Hasbro Inc. will raise prices if additional tariffs on Chinese imports are enacted, the toymaker's CEO Brian Goldner said on Oct. 22. The toymaker's top executive is also anticipating disruptions in retailers' sourcing strategies as they attempt to mitigate the impact of tariffs caused by the ongoing trade war between the U.S. and China.
"We are actively communicating that if the Dec. 15 tariffs were to go into effect, we would take pricing to again protect our gross margin, and those price increases would be passed along to consumers," Goldner said on a call discussing Hasbro's third-quarter earnings results which were dampened by costs associated with tariffs. Hasbro's shares plunged 15% to $101.84 in early afternoon trading following news of the company's weaker-than-expected earnings.
The implementation of existing tariffs and the threat of new duties resulted in higher shipping and warehousing costs for the toymaker during the third quarter as retailers adjusted their buying strategies to limit exposure to the tariffs. Retailers are shifting from placing direct import orders, which allows them to take ownership of the products in China, to domestic orders where they take ownership in the U.S. The buying changes were made over a short period of time, giving Hasbro a small window to meet demand, according to Goldner.

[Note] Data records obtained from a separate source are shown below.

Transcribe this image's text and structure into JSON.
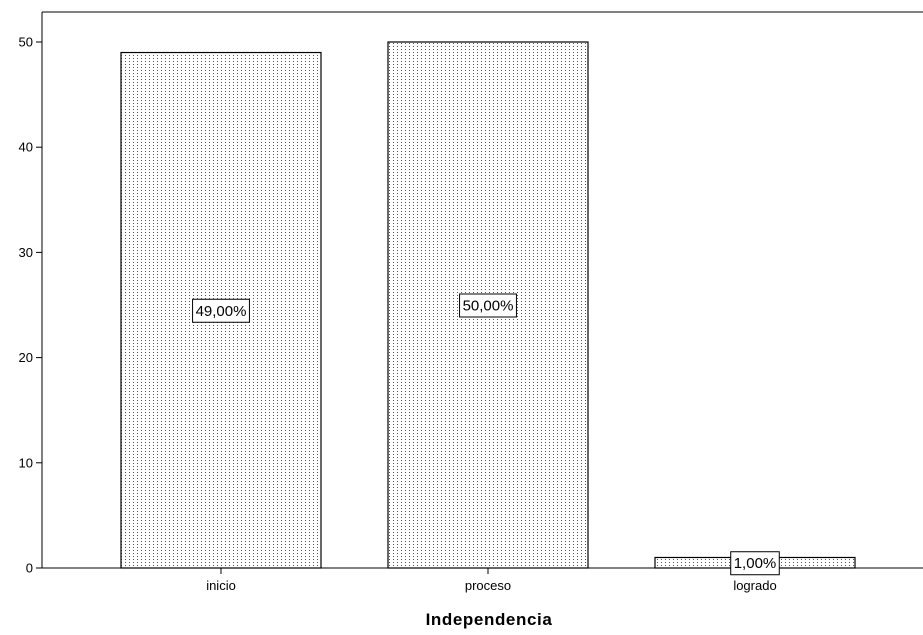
{
  "chart_data": {
    "type": "bar",
    "title": "",
    "xlabel": "Independencia",
    "ylabel": "",
    "categories": [
      "inicio",
      "proceso",
      "logrado"
    ],
    "values": [
      49,
      50,
      1
    ],
    "data_labels": [
      "49,00%",
      "50,00%",
      "1,00%"
    ],
    "ylim": [
      0,
      55
    ],
    "yticks": [
      0,
      10,
      20,
      30,
      40,
      50
    ],
    "ytick_labels": [
      "0",
      "10",
      "20",
      "30",
      "40",
      "50"
    ],
    "grid": false,
    "legend": "none",
    "bar_fill": "dotted-pattern",
    "colors": {
      "bar_stroke": "#000000",
      "bar_dots": "#555555",
      "axis": "#000000",
      "background": "#ffffff"
    }
  }
}
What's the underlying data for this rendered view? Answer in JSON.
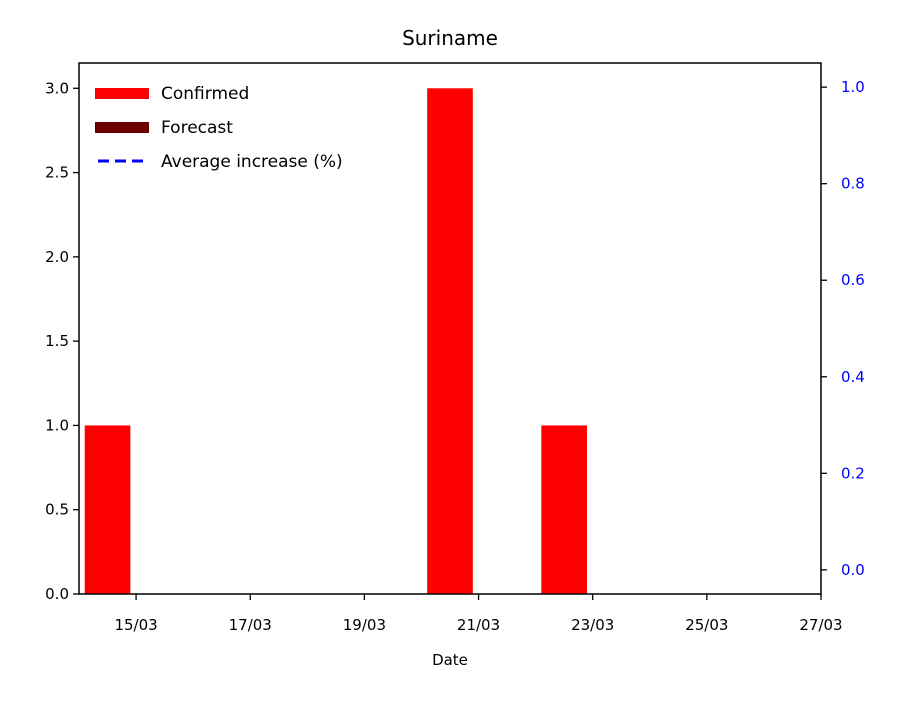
{
  "chart_data": {
    "type": "bar",
    "title": "Suriname",
    "xlabel": "Date",
    "ylabel": "",
    "y2label": "",
    "x_tick_labels": [
      "15/03",
      "17/03",
      "19/03",
      "21/03",
      "23/03",
      "25/03",
      "27/03"
    ],
    "y_tick_labels": [
      "0.0",
      "0.5",
      "1.0",
      "1.5",
      "2.0",
      "2.5",
      "3.0"
    ],
    "y2_tick_labels": [
      "0.0",
      "0.2",
      "0.4",
      "0.6",
      "0.8",
      "1.0"
    ],
    "ylim": [
      0,
      3.15
    ],
    "y2lim": [
      -0.05,
      1.05
    ],
    "xlim": [
      "14/03",
      "27/03"
    ],
    "legend_position": "top-left",
    "grid": false,
    "series": [
      {
        "name": "Confirmed",
        "kind": "bar",
        "color": "#ff0000",
        "points": [
          {
            "date": "14/03",
            "value": 1
          },
          {
            "date": "20/03",
            "value": 3
          },
          {
            "date": "22/03",
            "value": 1
          }
        ]
      },
      {
        "name": "Forecast",
        "kind": "bar",
        "color": "#6b0000",
        "points": []
      },
      {
        "name": "Average increase (%)",
        "kind": "line",
        "axis": "right",
        "color": "#0000ff",
        "style": "dashed",
        "points": []
      }
    ],
    "right_axis_color": "#0000ff"
  }
}
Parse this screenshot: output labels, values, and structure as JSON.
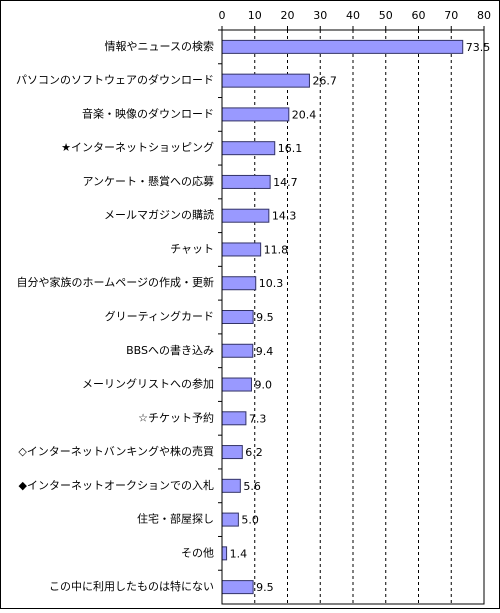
{
  "chart_data": {
    "type": "bar",
    "orientation": "horizontal",
    "categories": [
      "情報やニュースの検索",
      "パソコンのソフトウェアのダウンロード",
      "音楽・映像のダウンロード",
      "★インターネットショッピング",
      "アンケート・懸賞への応募",
      "メールマガジンの購読",
      "チャット",
      "自分や家族のホームページの作成・更新",
      "グリーティングカード",
      "BBSへの書き込み",
      "メーリングリストへの参加",
      "☆チケット予約",
      "◇インターネットバンキングや株の売買",
      "◆インターネットオークションでの入札",
      "住宅・部屋探し",
      "その他",
      "この中に利用したものは特にない"
    ],
    "values": [
      73.5,
      26.7,
      20.4,
      16.1,
      14.7,
      14.3,
      11.8,
      10.3,
      9.5,
      9.4,
      9.0,
      7.3,
      6.2,
      5.6,
      5.0,
      1.4,
      9.5
    ],
    "value_labels": [
      "73.5",
      "26.7",
      "20.4",
      "16.1",
      "14.7",
      "14.3",
      "11.8",
      "10.3",
      "9.5",
      "9.4",
      "9.0",
      "7.3",
      "6.2",
      "5.6",
      "5.0",
      "1.4",
      "9.5"
    ],
    "color": "#9999ff",
    "xlim": [
      0,
      80
    ],
    "xticks": [
      0,
      10,
      20,
      30,
      40,
      50,
      60,
      70,
      80
    ],
    "grid": true
  }
}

During the third quarter, domestic shipments increased to 59% from 51% of orders from the year-earlier quarter, leaving the toymaker unable to fulfill all of its orders.

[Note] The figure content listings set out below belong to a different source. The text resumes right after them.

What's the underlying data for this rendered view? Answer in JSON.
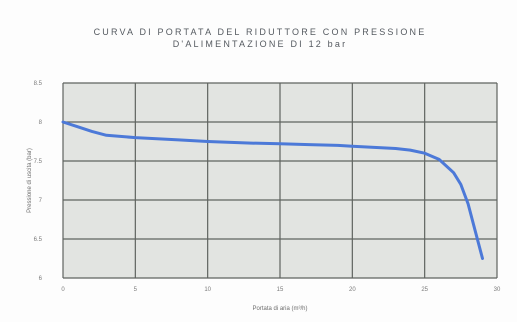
{
  "chart_data": {
    "type": "line",
    "title": "CURVA DI PORTATA DEL RIDUTTORE CON PRESSIONE",
    "subtitle": "D'ALIMENTAZIONE DI 12 bar",
    "xlabel": "Portata di aria (m³/h)",
    "ylabel": "Pressione di uscita (bar)",
    "xlim": [
      0,
      30
    ],
    "ylim": [
      6,
      8.5
    ],
    "xticks": [
      "0",
      "5",
      "10",
      "15",
      "20",
      "25",
      "30"
    ],
    "yticks": [
      "6",
      "6.5",
      "7",
      "7.5",
      "8",
      "8.5"
    ],
    "grid": true,
    "plot_background": "#e2e4e1",
    "grid_color": "#5f635f",
    "line_color": "#4c79d8",
    "series": [
      {
        "x": [
          0,
          1,
          2,
          3,
          5,
          8,
          10,
          13,
          15,
          17,
          19,
          20,
          21,
          22,
          23,
          24,
          25,
          26,
          27,
          27.5,
          28,
          28.5,
          29
        ],
        "y": [
          8.0,
          7.94,
          7.88,
          7.83,
          7.8,
          7.77,
          7.75,
          7.73,
          7.72,
          7.71,
          7.7,
          7.69,
          7.68,
          7.67,
          7.66,
          7.64,
          7.6,
          7.52,
          7.35,
          7.2,
          6.95,
          6.6,
          6.25
        ]
      }
    ]
  }
}
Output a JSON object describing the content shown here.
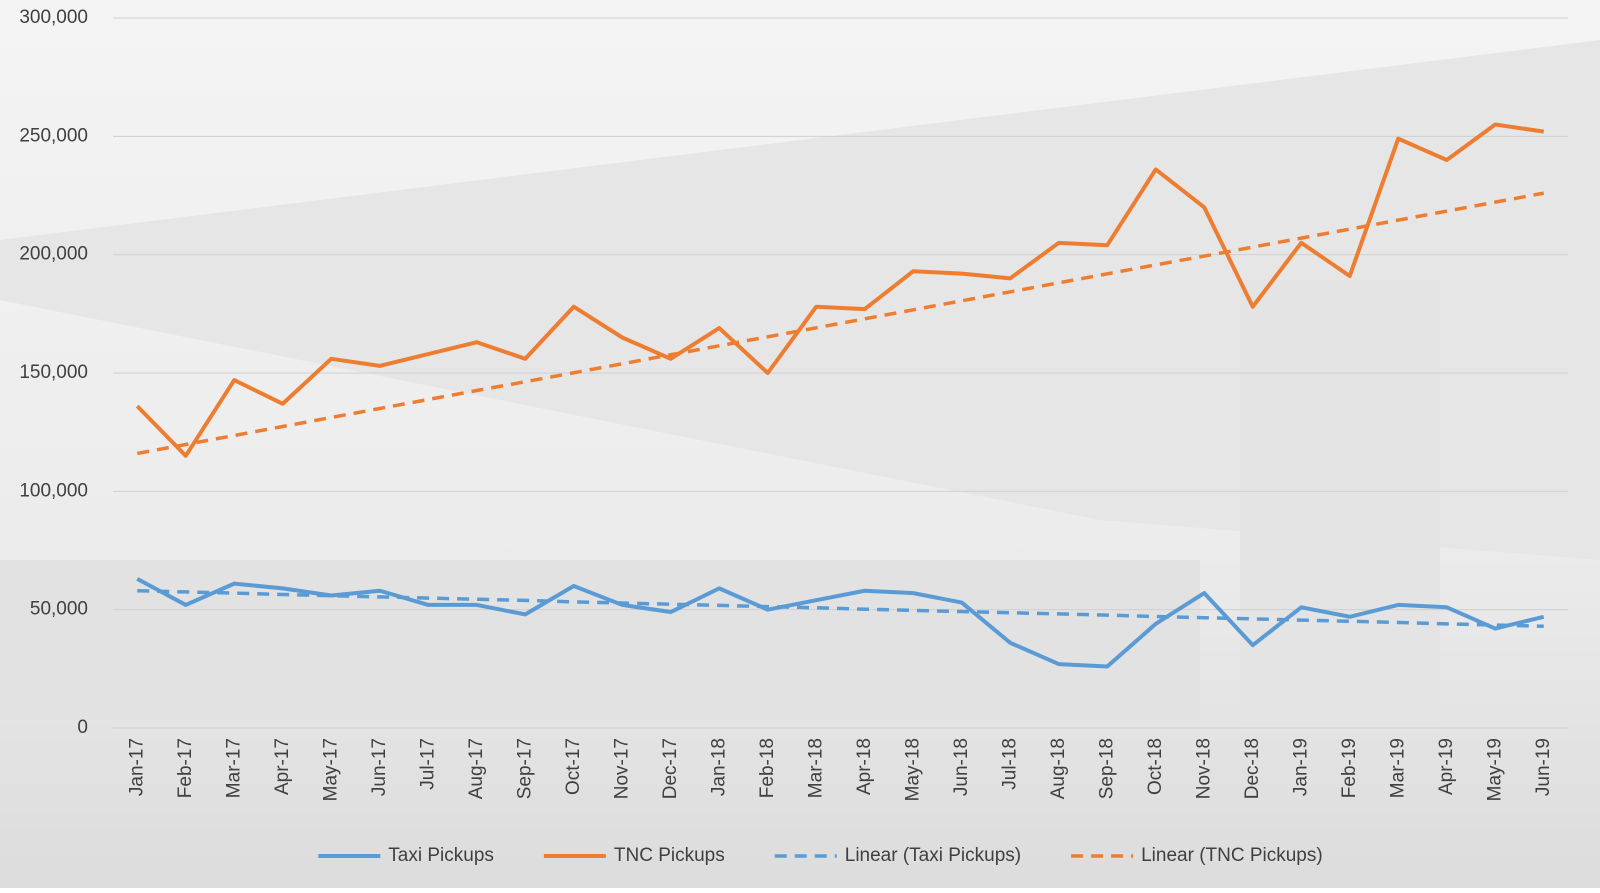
{
  "chart_data": {
    "type": "line",
    "categories": [
      "Jan-17",
      "Feb-17",
      "Mar-17",
      "Apr-17",
      "May-17",
      "Jun-17",
      "Jul-17",
      "Aug-17",
      "Sep-17",
      "Oct-17",
      "Nov-17",
      "Dec-17",
      "Jan-18",
      "Feb-18",
      "Mar-18",
      "Apr-18",
      "May-18",
      "Jun-18",
      "Jul-18",
      "Aug-18",
      "Sep-18",
      "Oct-18",
      "Nov-18",
      "Dec-18",
      "Jan-19",
      "Feb-19",
      "Mar-19",
      "Apr-19",
      "May-19",
      "Jun-19"
    ],
    "series": [
      {
        "name": "Taxi Pickups",
        "color": "#5b9bd5",
        "line_style": "solid",
        "values": [
          63000,
          52000,
          61000,
          59000,
          56000,
          58000,
          52000,
          52000,
          48000,
          60000,
          52000,
          49000,
          59000,
          50000,
          54000,
          58000,
          57000,
          53000,
          36000,
          27000,
          26000,
          44000,
          57000,
          35000,
          51000,
          47000,
          52000,
          51000,
          42000,
          47000
        ]
      },
      {
        "name": "TNC Pickups",
        "color": "#ed7d31",
        "line_style": "solid",
        "values": [
          136000,
          115000,
          147000,
          137000,
          156000,
          153000,
          158000,
          163000,
          156000,
          178000,
          165000,
          156000,
          169000,
          150000,
          178000,
          177000,
          193000,
          192000,
          190000,
          205000,
          204000,
          236000,
          220000,
          178000,
          205000,
          191000,
          249000,
          240000,
          255000,
          252000
        ]
      },
      {
        "name": "Linear (Taxi Pickups)",
        "color": "#5b9bd5",
        "line_style": "dashed",
        "values": [
          58000,
          57500,
          57000,
          56400,
          55900,
          55400,
          54900,
          54400,
          53900,
          53300,
          52800,
          52300,
          51800,
          51300,
          50800,
          50200,
          49700,
          49200,
          48700,
          48200,
          47700,
          47100,
          46600,
          46100,
          45600,
          45100,
          44600,
          44000,
          43500,
          43000
        ]
      },
      {
        "name": "Linear (TNC Pickups)",
        "color": "#ed7d31",
        "line_style": "dashed",
        "values": [
          116000,
          119800,
          123600,
          127400,
          131200,
          135000,
          138800,
          142600,
          146300,
          150100,
          153900,
          157700,
          161500,
          165300,
          169100,
          172900,
          176700,
          180500,
          184300,
          188100,
          191900,
          195700,
          199400,
          203200,
          207000,
          210800,
          214600,
          218400,
          222200,
          226000
        ]
      }
    ],
    "ylim": [
      0,
      300000
    ],
    "yticks": [
      {
        "value": 0,
        "label": "0"
      },
      {
        "value": 50000,
        "label": "50,000"
      },
      {
        "value": 100000,
        "label": "100,000"
      },
      {
        "value": 150000,
        "label": "150,000"
      },
      {
        "value": 200000,
        "label": "200,000"
      },
      {
        "value": 250000,
        "label": "250,000"
      },
      {
        "value": 300000,
        "label": "300,000"
      }
    ],
    "grid": true,
    "legend": "bottom"
  }
}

"We did incur some incremental shipping and warehousing expense, including some airfreight, which also impacted our margin. We've been catching up in the fourth quarter, but we also are still looking at a potential Dec. 15 date for the enactment of tariffs," Goldner said.
Although the U.S. and China on Oct. 11 reached a partial deal that included the delay of a tariff hike on Chinese imports previously scheduled for Oct. 15, the tariffs slated for Dec. 15 are still expected to be enacted.

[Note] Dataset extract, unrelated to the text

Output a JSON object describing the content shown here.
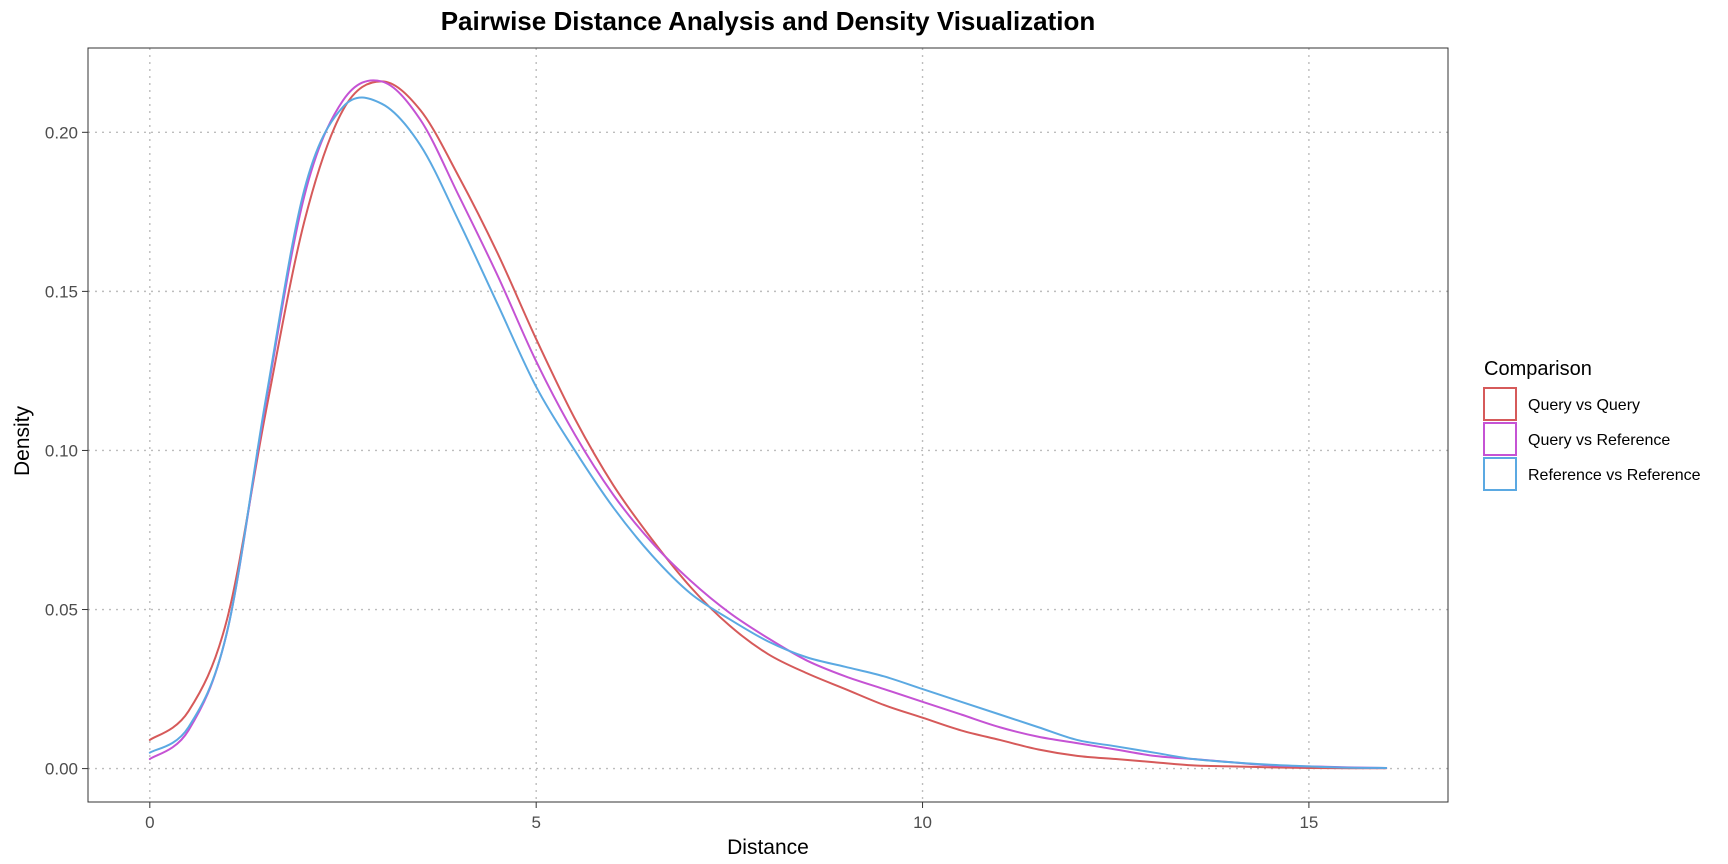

If implemented, the Dec. 15 tariffs on consumer goods including toys could further push retailers to cancel direct import orders from China and opt for domestic shipments leaving the responsibility of importation and fulfillment to Hasbro.
"The team is working on programs to help mitigate this impact as well as the impact on our customers this holiday season, but we anticipate continued potential disruption in the fourth quarter," Goldner cautioned.
Hasbro currently sources 20% of its merchandise sold in the U.S. from domestic sources and is on track to source 50% of its products from China by the end of 2020, according to Goldner. Like other companies facing the challenge of tariffs, the toymaker is continuing to source from other countries including Vietnam and India.
The company's executives also updated analysts on the progress of its acquisition of media company Entertainment One Ltd. The company has obtained regulatory approvals from the United States and Germany and is waiting on approvals from Canada and the U.K. Hasbro expects to close the deal during the fourth quarter.
Hasbro also expects to suspend its share repurchase program in order to use its cash flows on reducing leverage arising from the transaction. The toymaker repurchased $1.5 million worth of common stock during the third quarter.